Sarah swallowed. Tears gathered, not dramatic, just inevitable. “I tried… I tried to keep her safe.”
“You did,” I said firmly. “But you’re also human. And Raven’s… Raven’s a problem.”
Her face tightened at his name. Shame and anger and grief braided together. “He wasn’t always like that.”
“They never are at the beginning,” I said softly.
A doctor came in, explained the fracture, the plates, the recovery. Sarah listened like someone hearing her own life summarized in medical terms.
Then the doctor asked, “Do you have a safe place to go when discharged?”
Sarah’s eyes went blank.
That question is a trap for people living on the edge. It sounds simple. It isn’t.
Sarah’s voice broke. “I… I don’t know.”
Meera looked at her, panic rising again. “We can go home, right?”

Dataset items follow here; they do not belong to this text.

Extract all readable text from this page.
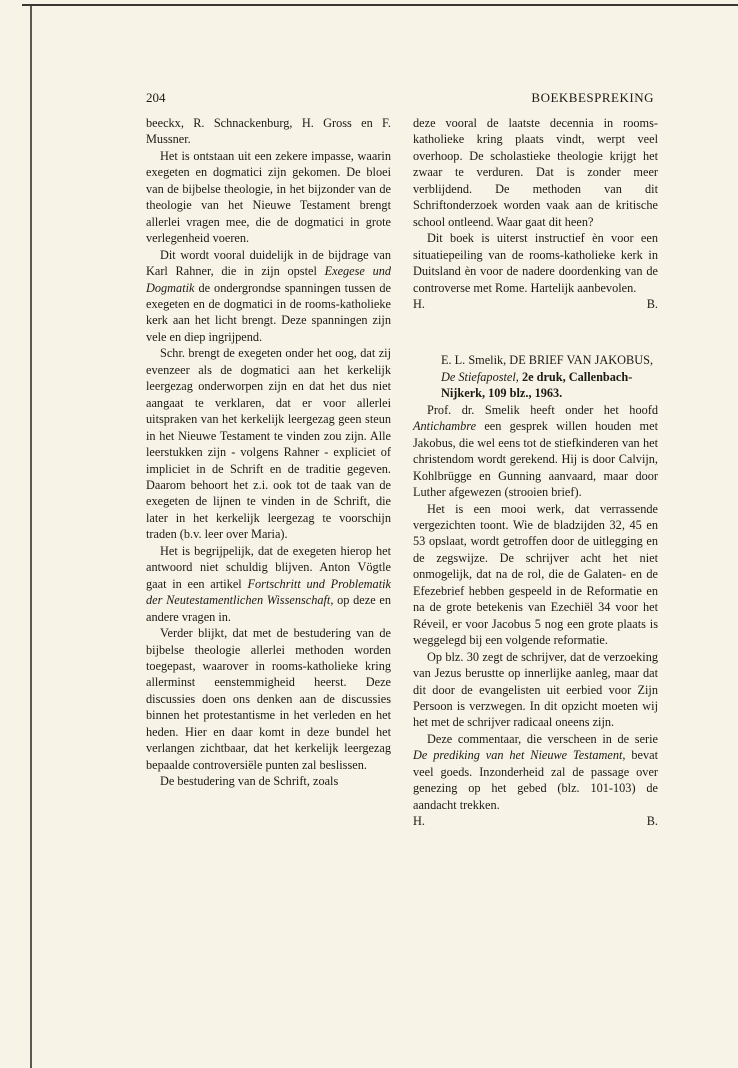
204	BOEKBESPREKING

beeckx, R. Schnackenburg, H. Gross en F. Mussner.

Het is ontstaan uit een zekere impasse, waarin exegeten en dogmatici zijn gekomen. De bloei van de bijbelse theologie, in het bijzonder van de theologie van het Nieuwe Testament brengt allerlei vragen mee, die de dogmatici in grote verlegenheid voeren.

Dit wordt vooral duidelijk in de bijdrage van Karl Rahner, die in zijn opstel Exegese und Dogmatik de ondergrondse spanningen tussen de exegeten en de dogmatici in de rooms-katholieke kerk aan het licht brengt. Deze spanningen zijn vele en diep ingrijpend.

Schr. brengt de exegeten onder het oog, dat zij evenzeer als de dogmatici aan het kerkelijk leergezag onderworpen zijn en dat het dus niet aangaat te verklaren, dat er voor allerlei uitspraken van het kerkelijk leergezag geen steun in het Nieuwe Testament te vinden zou zijn. Alle leerstukken zijn - volgens Rahner - expliciet of impliciet in de Schrift en de traditie gegeven. Daarom behoort het z.i. ook tot de taak van de exegeten de lijnen te vinden in de Schrift, die later in het kerkelijk leergezag te voorschijn traden (b.v. leer over Maria).

Het is begrijpelijk, dat de exegeten hierop het antwoord niet schuldig blijven. Anton Vögtle gaat in een artikel Fortschritt und Problematik der Neutestamentlichen Wissenschaft, op deze en andere vragen in.

Verder blijkt, dat met de bestudering van de bijbelse theologie allerlei methoden worden toegepast, waarover in rooms-katholieke kring allerminst eenstemmigheid heerst. Deze discussies doen ons denken aan de discussies binnen het protestantisme in het verleden en het heden. Hier en daar komt in deze bundel het verlangen zichtbaar, dat het kerkelijk leergezag bepaalde controversiële punten zal beslissen.

De bestudering van de Schrift, zoals

deze vooral de laatste decennia in rooms-katholieke kring plaats vindt, werpt veel overhoop. De scholastieke theologie krijgt het zwaar te verduren. Dat is zonder meer verblijdend. De methoden van dit Schriftonderzoek worden vaak aan de kritische school ontleend. Waar gaat dit heen?

Dit boek is uiterst instructief èn voor een situatiepeiling van de rooms-katholieke kerk in Duitsland èn voor de nadere doordenking van de controverse met Rome. Hartelijk aanbevolen.

H.	B.

E. L. Smelik, DE BRIEF VAN JAKOBUS, De Stiefapostel, 2e druk, Callenbach-Nijkerk, 109 blz., 1963.

Prof. dr. Smelik heeft onder het hoofd Antichambre een gesprek willen houden met Jakobus, die wel eens tot de stiefkinderen van het christendom wordt gerekend. Hij is door Calvijn, Kohlbrügge en Gunning aanvaard, maar door Luther afgewezen (strooien brief).

Het is een mooi werk, dat verrassende vergezichten toont. Wie de bladzijden 32, 45 en 53 opslaat, wordt getroffen door de uitlegging en de zegswijze. De schrijver acht het niet onmogelijk, dat na de rol, die de Galaten- en de Efezebrief hebben gespeeld in de Reformatie en na de grote betekenis van Ezechiël 34 voor het Réveil, er voor Jacobus 5 nog een grote plaats is weggelegd bij een volgende reformatie.

Op blz. 30 zegt de schrijver, dat de verzoeking van Jezus berustte op innerlijke aanleg, maar dat dit door de evangelisten uit eerbied voor Zijn Persoon is verzwegen. In dit opzicht moeten wij het met de schrijver radicaal oneens zijn.

Deze commentaar, die verscheen in de serie De prediking van het Nieuwe Testament, bevat veel goeds. Inzonderheid zal de passage over genezing op het gebed (blz. 101-103) de aandacht trekken.

H.	B.
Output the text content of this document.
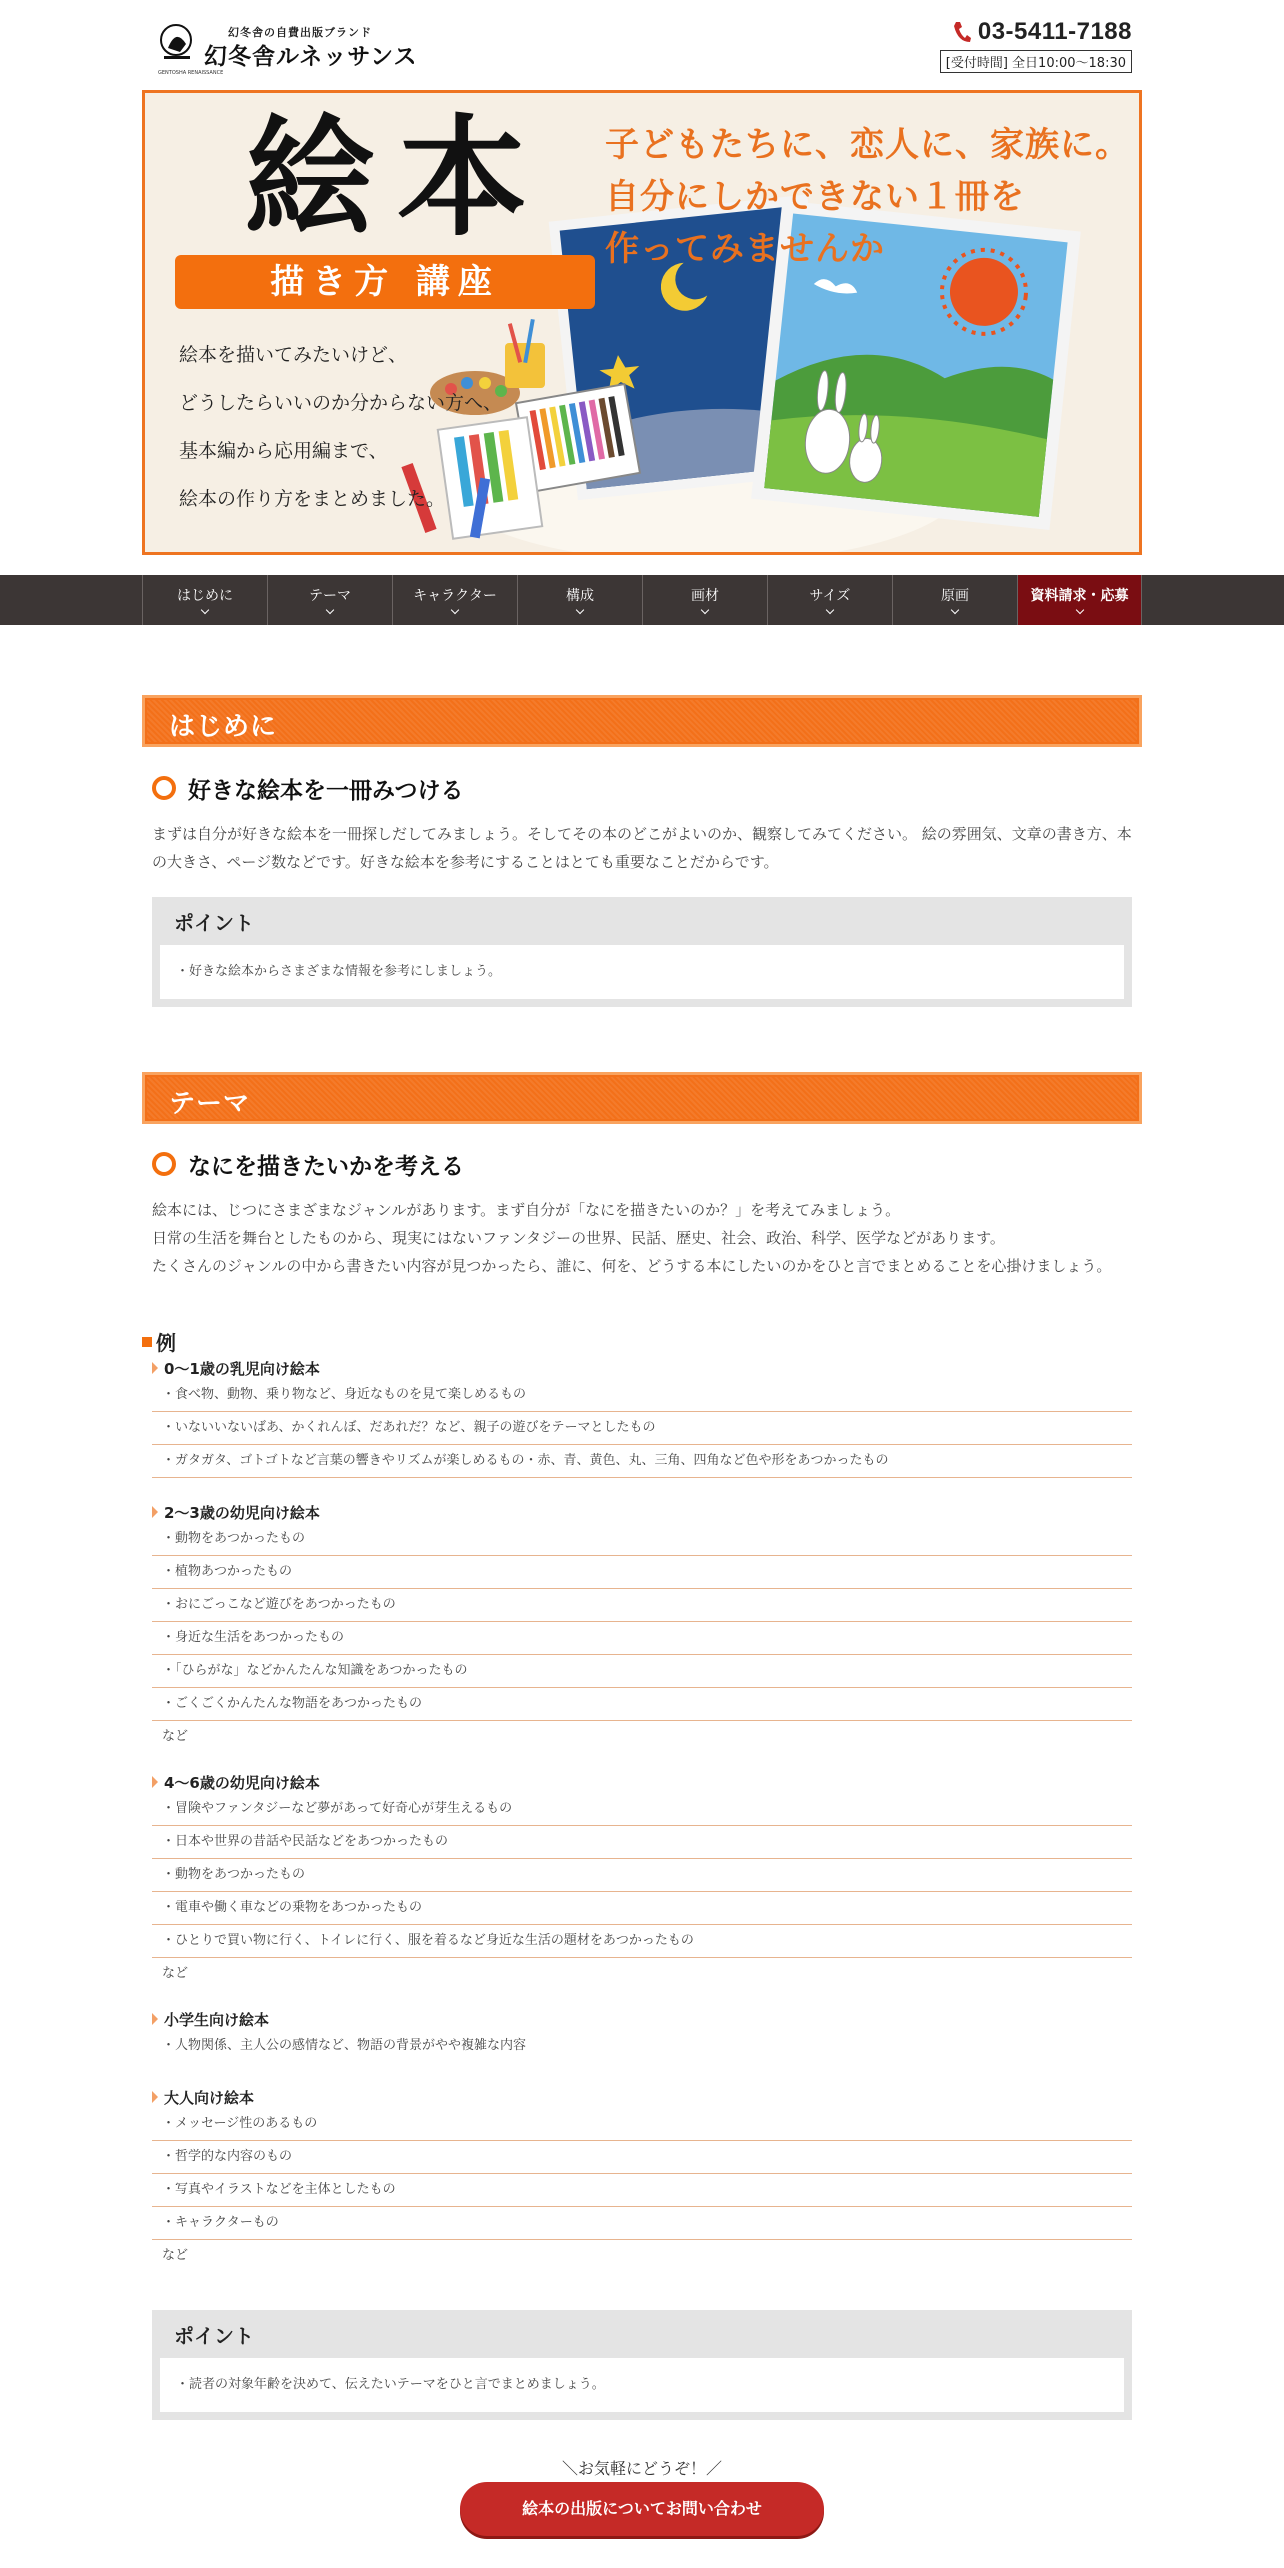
幻冬舎の自費出版ブランド
幻冬舎ルネッサンス
GENTOSHA RENAISSANCE
03-5411-7188
[受付時間] 全日10:00〜18:30
絵本
描き方 講座
子どもたちに、恋人に、家族に。
自分にしかできない１冊を
作ってみませんか
絵本を描いてみたいけど、
どうしたらいいのか分からない方へ、
基本編から応用編まで、
絵本の作り方をまとめました。
はじめに	テーマ	キャラクター	構成	画材	サイズ	原画	資料請求・応募
はじめに
好きな絵本を一冊みつける
まずは自分が好きな絵本を一冊探しだしてみましょう。そしてその本のどこがよいのか、観察してみてください。 絵の雰囲気、文章の書き方、本の大きさ、ページ数などです。好きな絵本を参考にすることはとても重要なことだからです。
ポイント
・好きな絵本からさまざまな情報を参考にしましょう。
テーマ
なにを描きたいかを考える
絵本には、じつにさまざまなジャンルがあります。まず自分が「なにを描きたいのか？」を考えてみましょう。
日常の生活を舞台としたものから、現実にはないファンタジーの世界、民話、歴史、社会、政治、科学、医学などがあります。
たくさんのジャンルの中から書きたい内容が見つかったら、誰に、何を、どうする本にしたいのかをひと言でまとめることを心掛けましょう。
例
0～1歳の乳児向け絵本
・食べ物、動物、乗り物など、身近なものを見て楽しめるもの
・いないいないばあ、かくれんぼ、だあれだ？など、親子の遊びをテーマとしたもの
・ガタガタ、ゴトゴトなど言葉の響きやリズムが楽しめるもの・赤、青、黄色、丸、三角、四角など色や形をあつかったもの
2～3歳の幼児向け絵本
・動物をあつかったもの
・植物あつかったもの
・おにごっこなど遊びをあつかったもの
・身近な生活をあつかったもの
・「ひらがな」などかんたんな知識をあつかったもの
・ごくごくかんたんな物語をあつかったもの
など
4～6歳の幼児向け絵本
・冒険やファンタジーなど夢があって好奇心が芽生えるもの
・日本や世界の昔話や民話などをあつかったもの
・動物をあつかったもの
・電車や働く車などの乗物をあつかったもの
・ひとりで買い物に行く、トイレに行く、服を着るなど身近な生活の題材をあつかったもの
など
小学生向け絵本
・人物関係、主人公の感情など、物語の背景がやや複雑な内容
大人向け絵本
・メッセージ性のあるもの
・哲学的な内容のもの
・写真やイラストなどを主体としたもの
・キャラクターもの
など
ポイント
・読者の対象年齢を決めて、伝えたいテーマをひと言でまとめましょう。
＼お気軽にどうぞ！／
絵本の出版についてお問い合わせ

Sarah didn’t answer. Because home was a crime scene. Because home was where fear lived in the walls.
I felt the room tilt.
I pulled a chair closer and sat, grounding the moment.
“You’re not going back there,” I said calmly. “Not right away.”
Sarah’s eyes flicked to me. “I don’t have money for—”
“We’ll handle the first part,” I said. “Then you’ll handle the rest. One step at a time.”
Morrison appeared in the doorway like he’d been listening.